The RN was already showing its nervousness. Bardella, who until then saw himself as prime minister – an idea he has repeated every time he has been in front of a microphone – began to denounce the manoeuvre as an “alliance of dishonour”. He described the alliance around his party as the “true republican front”, in reference to the name given in France to the cordon sanitaire that has so far managed to stop the far right. In his last message on social media before the express campaign ended on Friday, Bardella called on his supporters to mobilise this Sunday to “not let the victory be stolen from them”.
An increasingly irritated Le Pen also denounced the manoeuvres of a “single party” made up of those who “want to retain power against the will of the people”, even though, in the end, it is the people who have voted against the RN.
In addition to the anti-RN alliances, the Le Pen party has made its own mistakes. It did not properly gauge the impact of proposals such as its plan to prevent binationals from obtaining sensitive positions in matters of national security (both in defence and in nuclear power plants, for example). Although theoretically it would only affect a few dozen people and is an accepted practice in many countries, it was denounced as proof of the anti-immigration spirit that pervades the entire far-right party. And in France there are more than three million people who have two passports.
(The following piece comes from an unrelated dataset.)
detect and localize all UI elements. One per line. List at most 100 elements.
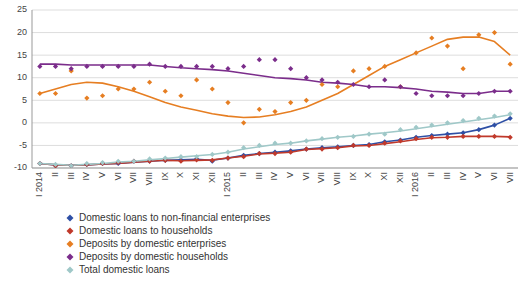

Bardella was also not particularly good at trying to downplay as a bunch of “black sheep” the controversial cases of RN candidates that have been cropping up constantly, especially in the last few days of the campaign: a candidate for deputy posing with a Nazi military cap here, another candidate who had been convicted for taking hostages in a town hall there; a candidate who downplays on television the words of the party founder, Jean-Marie Le Pen, describing the gas chambers as a “detail” of history, another who denies being racist because “her dentist is Muslim and her optician is Jewish.”
Nor did the formation benefit from the explicit support (with a photo of Le Pen celebrating the good results of the first round) from the Russian Foreign Ministry at the end of the week. Although the RN was quick to distance itself from the message in X, it has once again highlighted the closeness that the party, starting with Le Pen herself, has maintained for years with the Kremlin. A closeness – the magazine The Obs claims that one in three RN MEPs was invited by Vladimir Putin in the previous legislature – which rekindles suspicions at a time when Russia is perceived, after its invasion of Ukraine, as the greatest threat to European security.
However, Sunday’s result confirms the unprecedented progress of a party that until recently was practically a party with no roots. Not only has it now gained strength again in the National Assembly, it has also managed to become a party that many French people openly admit to voting for, something they did not do before.
That was what Cécile, a 31-year-old activist from La Courneuve, on the outskirts of Paris, was clinging to when she was invited to the watered-down RN party. “The result doesn’t matter so much, I’m happy because in recent years we have been making incredible gains, there are also many new members. We have to focus on that, that’s the positive thing,” she said. Mathes, a 19-year-old student, two of whom were RN activists attracted by the “Bardella effect,” was also trying to keep his spirits up. “There are more seats than in 2022. And that’s just a step towards 2027,” he said, with an eye on the next big challenge for the party and France, the presidential elections that Le Pen always held up as her big moment. But that is no longer so clear after Sunday’s unexpected setback.